The campaign by certain sections of the British press in the UK against tourism in Spain is now a classic that comes round at the ... same time every year, like the cherry blossom in the Jerte valley, the anchovy season in Bermeo or the 'almadraba' tuna fishing in Barbate. It's like an ancestral spring, like a revival of a black legend, an attempt to free ghosts of the past and overcome the contradiction of historical animosity, with the modern passion of 15 million Brits who migrate irremediably, like birds, to our south. They cannot help themselves.
The Mirror says we are cutting off their water in hotels because we are not managing the drought properly, or that we want to rip them off in restaurants, charging them more than Spanish tourists.
Other tabloids, in the wake of protests in Tenerife against unbearable overcrowding and in favour of sustainable tourism, claim they are welcomed in the Canaries with hostility. From an exceptional anecdote they build a negative story full of generalisations about the "risks" of travelling to Spain. To Benidorm, to the Canaries, Malaga, Barcelona, Mallorca. Perhaps they have vested interests in our competitors in Egypt, Turkey or Tunisia and want to divert the convoy of pale faces tired of the wintry weather in the "Perfidious Albion". Although perhaps they are doing us a favour if they manage to divert, not tourism in general, but the beer-filled excursions of hooligans, to other destinations.
They must not be confused with the British figures of literature, of history, who found in our land the atmosphere and warmth to leave us gems of Hispanic research or amusing novels with English humour infused with Andalusian wit. The classic Driving Over Lemons by Chris Stewart, about his adventures and misfortunes in the Alpujarra of Granada, is a captivating book full of love for the highlands of Granada and Almeria. A costumbrist summer read shattering the myth of life in the countryside.
Although the greatest will always be Gerald Brenan. Now that the British press has also made fun of our national politics, making front page news out of the five-day episode of our prime minister threatening to resign, perhaps it's also convenient to bring up a sociological sentence from the invaluable essay, The Spanish Labyrinth.

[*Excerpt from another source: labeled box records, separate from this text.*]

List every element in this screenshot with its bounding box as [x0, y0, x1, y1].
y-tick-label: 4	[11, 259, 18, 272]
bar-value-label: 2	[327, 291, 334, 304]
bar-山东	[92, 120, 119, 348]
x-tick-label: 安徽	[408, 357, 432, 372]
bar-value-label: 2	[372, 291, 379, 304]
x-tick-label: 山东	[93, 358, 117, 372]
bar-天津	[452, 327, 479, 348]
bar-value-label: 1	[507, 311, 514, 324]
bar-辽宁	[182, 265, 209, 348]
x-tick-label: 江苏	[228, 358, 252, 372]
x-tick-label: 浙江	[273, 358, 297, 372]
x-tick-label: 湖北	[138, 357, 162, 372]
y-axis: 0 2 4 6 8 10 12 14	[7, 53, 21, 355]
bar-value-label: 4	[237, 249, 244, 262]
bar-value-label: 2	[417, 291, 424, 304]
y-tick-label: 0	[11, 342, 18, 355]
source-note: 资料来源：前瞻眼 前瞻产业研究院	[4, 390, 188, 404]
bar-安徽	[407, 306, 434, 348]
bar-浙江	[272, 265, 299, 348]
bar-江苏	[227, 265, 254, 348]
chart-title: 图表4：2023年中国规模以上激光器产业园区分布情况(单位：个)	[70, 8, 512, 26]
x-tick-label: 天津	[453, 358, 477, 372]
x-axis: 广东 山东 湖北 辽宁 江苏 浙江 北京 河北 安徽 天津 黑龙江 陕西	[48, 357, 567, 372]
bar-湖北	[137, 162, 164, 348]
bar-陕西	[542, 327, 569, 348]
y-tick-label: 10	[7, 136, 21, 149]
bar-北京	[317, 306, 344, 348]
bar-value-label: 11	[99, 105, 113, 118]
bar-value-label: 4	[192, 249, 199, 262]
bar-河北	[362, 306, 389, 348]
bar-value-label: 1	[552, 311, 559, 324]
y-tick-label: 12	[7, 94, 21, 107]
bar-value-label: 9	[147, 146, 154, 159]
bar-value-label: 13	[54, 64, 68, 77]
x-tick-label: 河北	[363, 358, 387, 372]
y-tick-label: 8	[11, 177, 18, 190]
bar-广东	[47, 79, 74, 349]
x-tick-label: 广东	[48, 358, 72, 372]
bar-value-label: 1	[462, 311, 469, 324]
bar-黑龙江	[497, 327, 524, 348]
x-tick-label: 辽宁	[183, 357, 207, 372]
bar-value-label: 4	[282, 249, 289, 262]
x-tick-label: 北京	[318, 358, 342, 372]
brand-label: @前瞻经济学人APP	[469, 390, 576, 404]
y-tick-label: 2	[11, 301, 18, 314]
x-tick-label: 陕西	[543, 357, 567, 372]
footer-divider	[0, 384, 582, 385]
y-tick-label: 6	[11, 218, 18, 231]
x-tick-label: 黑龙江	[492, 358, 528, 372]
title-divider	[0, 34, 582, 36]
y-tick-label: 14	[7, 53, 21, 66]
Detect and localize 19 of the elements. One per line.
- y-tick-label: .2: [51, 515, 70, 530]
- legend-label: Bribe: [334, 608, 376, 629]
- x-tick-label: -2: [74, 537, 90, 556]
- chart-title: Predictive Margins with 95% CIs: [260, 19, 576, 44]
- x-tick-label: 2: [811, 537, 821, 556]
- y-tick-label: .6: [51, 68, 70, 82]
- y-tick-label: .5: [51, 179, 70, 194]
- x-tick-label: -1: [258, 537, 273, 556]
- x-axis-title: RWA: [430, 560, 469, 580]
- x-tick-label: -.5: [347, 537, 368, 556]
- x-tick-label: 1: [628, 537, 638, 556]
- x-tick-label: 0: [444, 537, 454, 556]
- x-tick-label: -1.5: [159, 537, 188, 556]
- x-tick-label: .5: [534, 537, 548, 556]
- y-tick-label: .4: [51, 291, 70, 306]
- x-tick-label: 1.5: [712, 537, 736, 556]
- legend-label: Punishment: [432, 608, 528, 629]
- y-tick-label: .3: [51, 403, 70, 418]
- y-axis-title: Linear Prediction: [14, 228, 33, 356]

Google helped me find the right paragraph (with the help of Pablo García-Mancha, writing years ago in Diario La Rioja), which is still valid today: "Spain abounds in men who believe that they alone can tap the pure and unadulterated source of Spanish traditions and project it upon the future and that everyone who disagrees with them is necessarily perverse and wicked and must be overridden," he wrote. Amen.